Monday, 20 July 2009

American Beauty - the world of William Eggleston





"Both the opening of Lynch's Blue Velvet and Van Sant's Elephant are homages to Eggleston, the first in its use of saturated colour to highlight the surrealism of small-town America, the second a shot of a blue sky straight out of Eggleston's Wedgwood Blue series, where he pointed the camera directly up at the wispy clouds.

'It was the beauty of banal details that was inspirational,' Coppola said of Eggleston's influence on her debut feature, The Virgin Suicides, in 1999, and it is this ability to record, and illuminate, the mundane that is his stock in trade.

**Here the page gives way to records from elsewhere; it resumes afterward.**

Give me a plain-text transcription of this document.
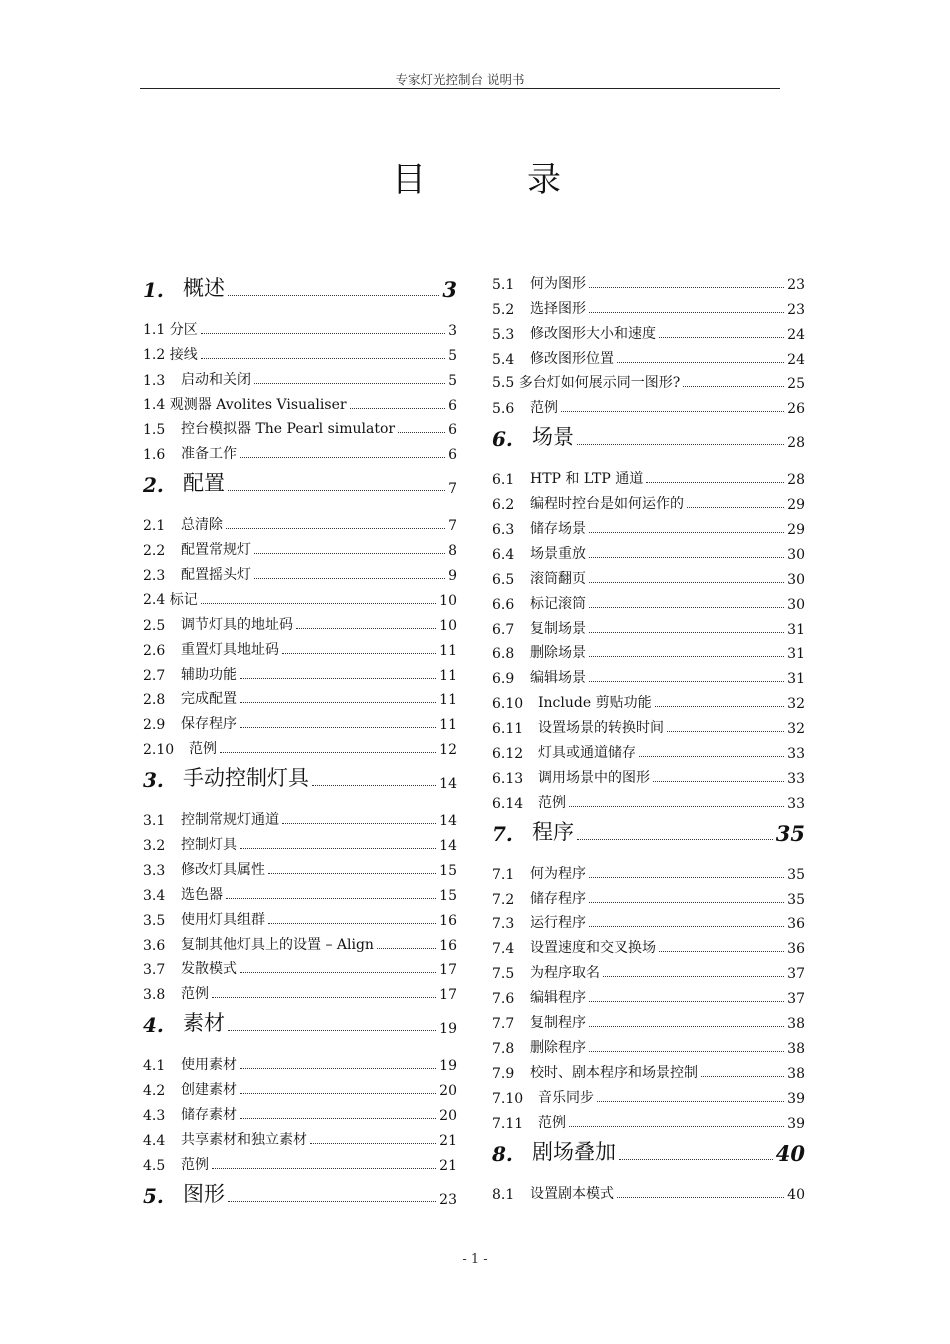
专家灯光控制台 说明书
目	录
1. 概述	3
1.1 分区	3
1.2 接线	5
1.3	启动和关闭	5
1.4 观测器 Avolites Visualiser	6
1.5	控台模拟器 The Pearl simulator	6
1.6	准备工作	6
2. 配置	7
2.1	总清除	7
2.2	配置常规灯	8
2.3	配置摇头灯	9
2.4 标记	10
2.5	调节灯具的地址码	10
2.6	重置灯具地址码	11
2.7	辅助功能	11
2.8	完成配置	11
2.9	保存程序	11
2.10	范例	12
3. 手动控制灯具	14
3.1	控制常规灯通道	14
3.2	控制灯具	14
3.3	修改灯具属性	15
3.4	选色器	15
3.5	使用灯具组群	16
3.6	复制其他灯具上的设置 – Align	16
3.7	发散模式	17
3.8	范例	17
4. 素材	19
4.1	使用素材	19
4.2	创建素材	20
4.3	储存素材	20
4.4	共享素材和独立素材	21
4.5	范例	21
5. 图形	23
5.1	何为图形	23
5.2	选择图形	23
5.3	修改图形大小和速度	24
5.4	修改图形位置	24
5.5 多台灯如何展示同一图形?	25
5.6	范例	26
6. 场景	28
6.1	HTP 和 LTP 通道	28
6.2	编程时控台是如何运作的	29
6.3	储存场景	29
6.4	场景重放	30
6.5	滚筒翻页	30
6.6	标记滚筒	30
6.7	复制场景	31
6.8	删除场景	31
6.9	编辑场景	31
6.10	Include 剪贴功能	32
6.11	设置场景的转换时间	32
6.12	灯具或通道储存	33
6.13	调用场景中的图形	33
6.14	范例	33
7. 程序	35
7.1	何为程序	35
7.2	储存程序	35
7.3	运行程序	36
7.4	设置速度和交叉换场	36
7.5	为程序取名	37
7.6	编辑程序	37
7.7	复制程序	38
7.8	删除程序	38
7.9	校时、剧本程序和场景控制	38
7.10	音乐同步	39
7.11	范例	39
8. 剧场叠加	40
8.1	设置剧本模式	40
- 1 -
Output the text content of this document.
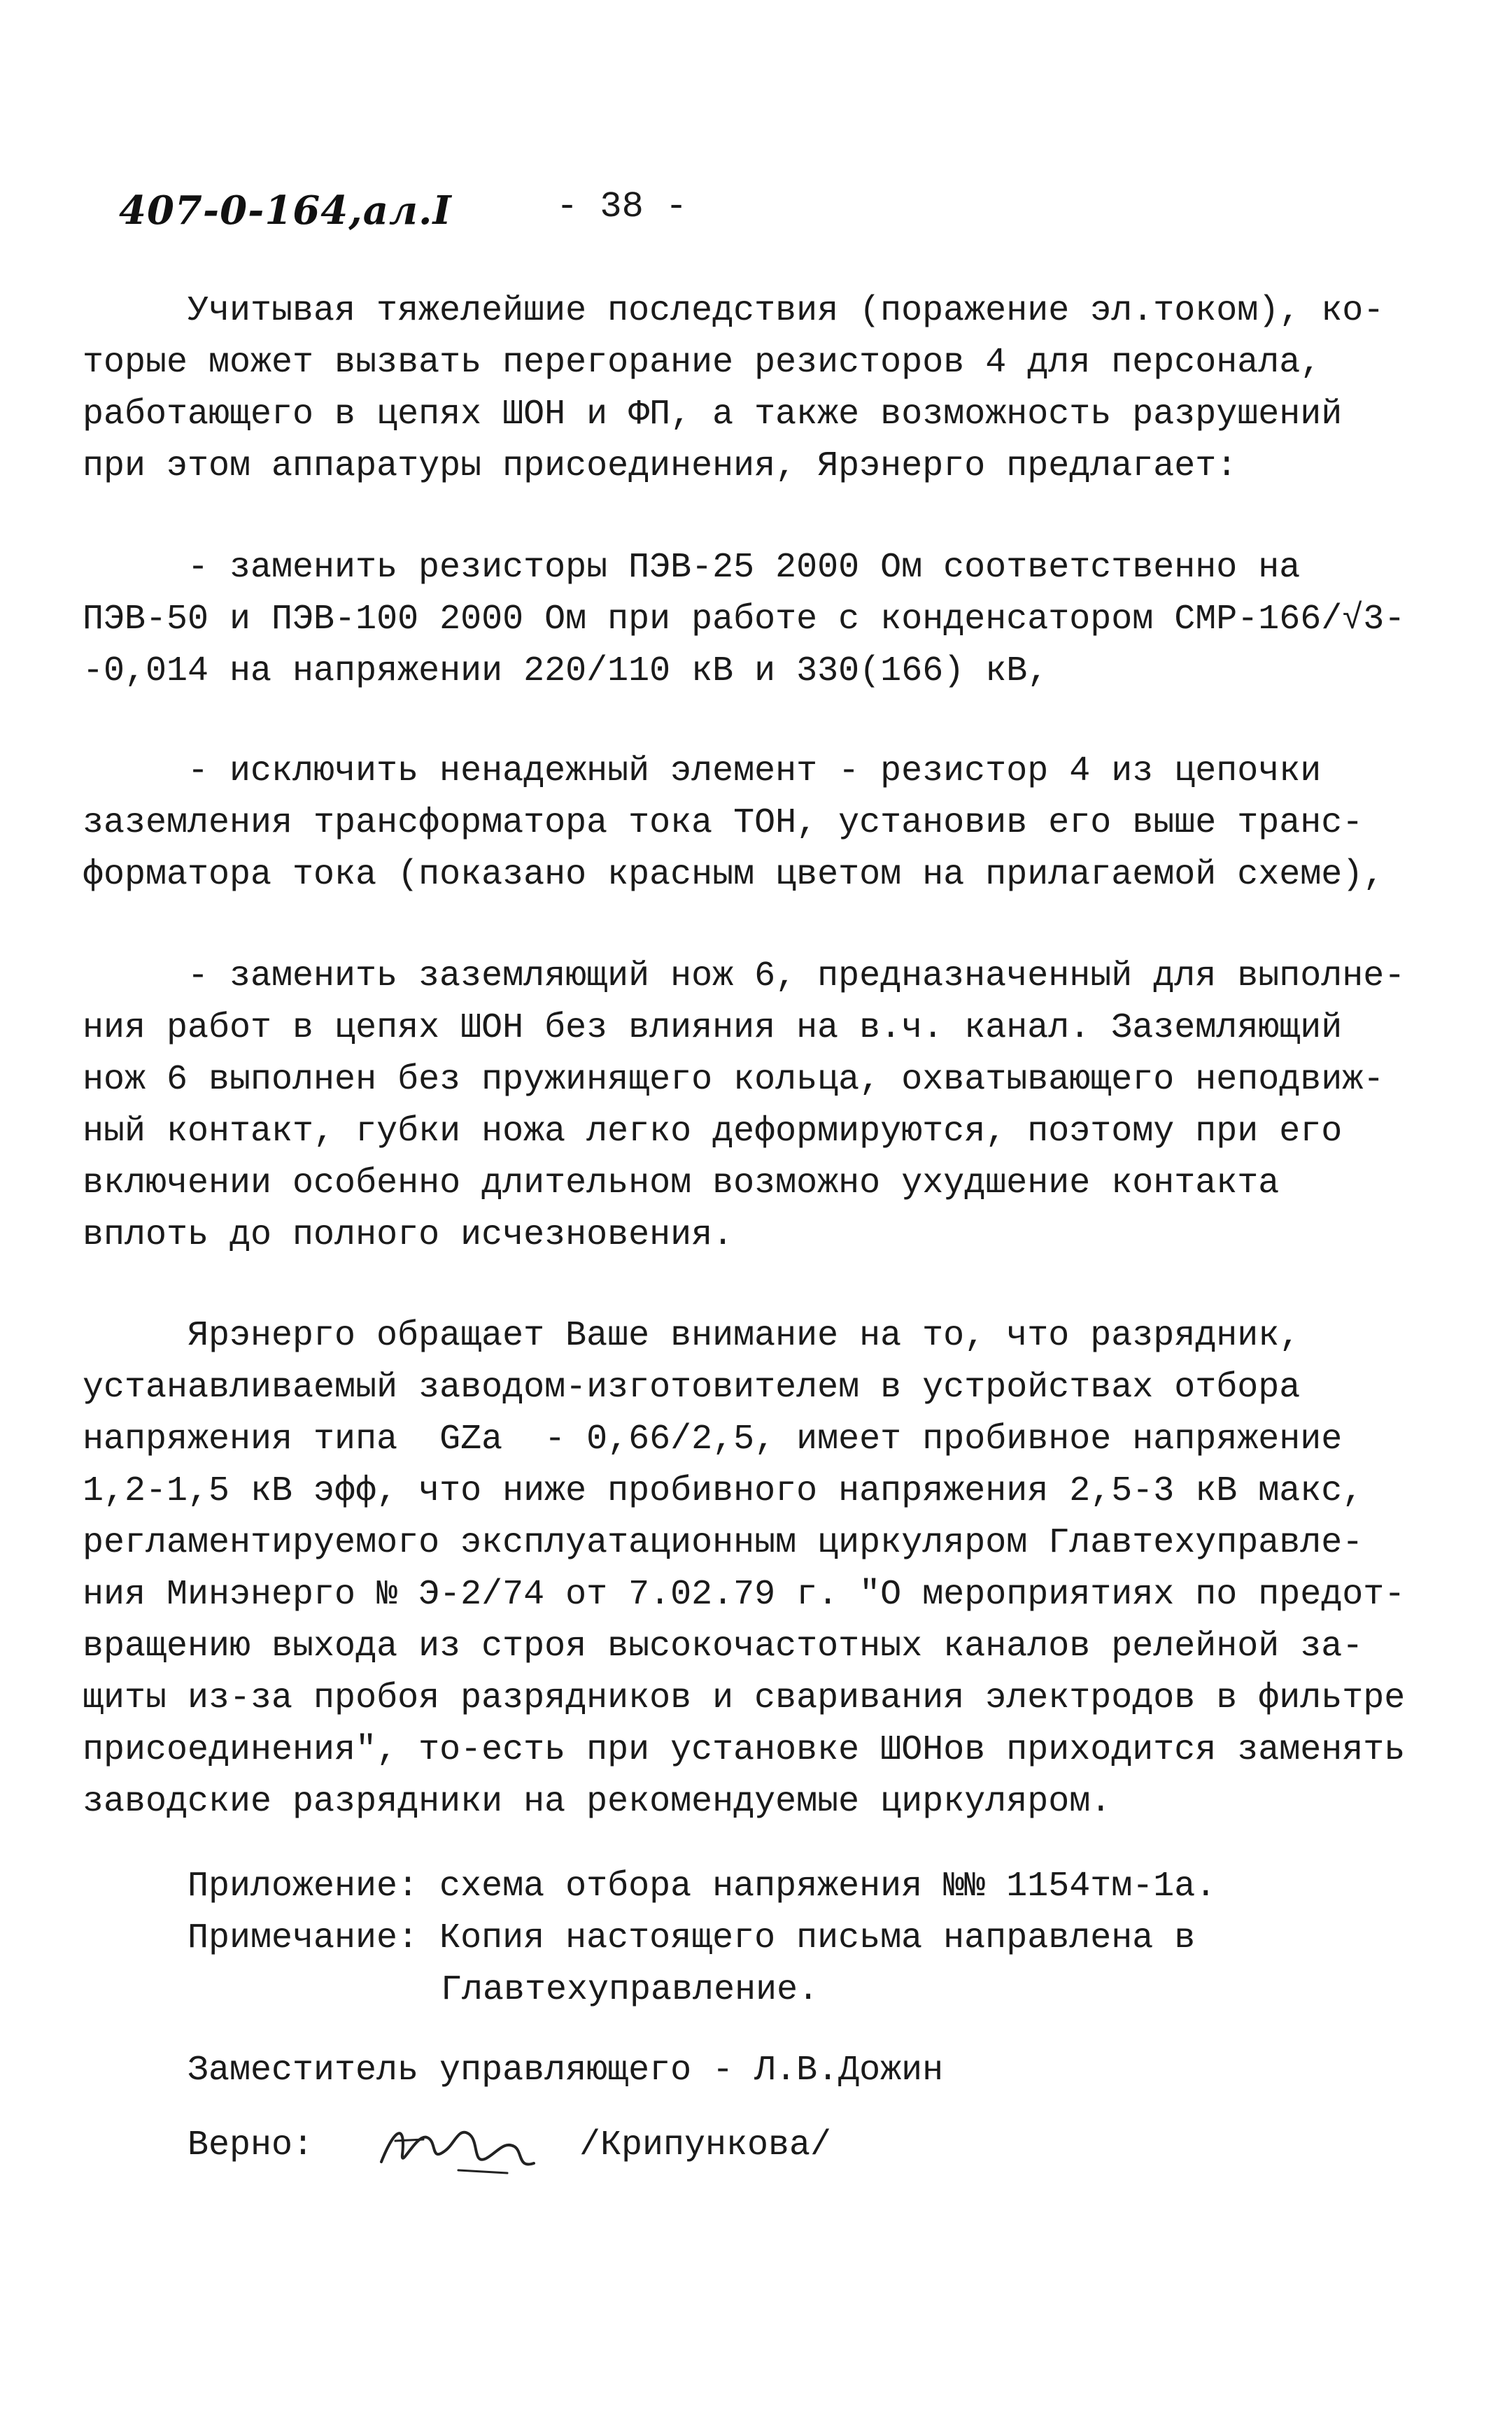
407-0-164,ал.I	- 38 -
Учитывая тяжелейшие последствия (поражение эл.током), ко-
торые может вызвать перегорание резисторов 4 для персонала,
работающего в цепях ШОН и ФП, а также возможность разрушений
при этом аппаратуры присоединения, Ярэнерго предлагает:
- заменить резисторы ПЭВ-25 2000 Ом соответственно на
ПЭВ-50 и ПЭВ-100 2000 Ом при работе с конденсатором СМР-166/√3-
-0,014 на напряжении 220/110 кВ и 330(166) кВ,
- исключить ненадежный элемент - резистор 4 из цепочки
заземления трансформатора тока ТОН, установив его выше транс-
форматора тока (показано красным цветом на прилагаемой схеме),
- заменить заземляющий нож 6, предназначенный для выполне-
ния работ в цепях ШОН без влияния на в.ч. канал. Заземляющий
нож 6 выполнен без пружинящего кольца, охватывающего неподвиж-
ный контакт, губки ножа легко деформируются, поэтому при его
включении особенно длительном возможно ухудшение контакта
вплоть до полного исчезновения.
Ярэнерго обращает Ваше внимание на то, что разрядник,
устанавливаемый заводом-изготовителем в устройствах отбора
напряжения типа  GZa  - 0,66/2,5, имеет пробивное напряжение
1,2-1,5 кВ эфф, что ниже пробивного напряжения 2,5-3 кВ макс,
регламентируемого эксплуатационным циркуляром Главтехуправле-
ния Минэнерго № Э-2/74 от 7.02.79 г. "О мероприятиях по предот-
вращению выхода из строя высокочастотных каналов релейной за-
щиты из-за пробоя разрядников и сваривания электродов в фильтре
присоединения", то-есть при установке ШОНов приходится заменять
заводские разрядники на рекомендуемые циркуляром.
Приложение: схема отбора напряжения №№ 1154тм-1а.
Примечание: Копия настоящего письма направлена в
Главтехуправление.
Заместитель управляющего - Л.В.Дожин
Верно:	/Крипункова/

His most famous photograph, entitled Greenwood, Mississippi, 1973, but always referred to as The Red Ceiling, is of a bare light bulb from a crimson ceiling, three white cables snaking across the glossy surface like arteries. It is taken from an angle that suggests he may have stood on a chair, or simply held the camera above his head. In its apparent casualness, it is emblematic of Eggleston's art, being both ordinary and loaded with meaning, utterly simple and yet endlessly complex. A mundane image, maybe, yet one that carries within it some indefinable sense of menace. 'It is so powerful,' he once said, 'that I have never seen it reproduced on the page to my satisfaction. When you look at the dye transfer print, it's like red blood that's wet on the wall. It shocks you every time."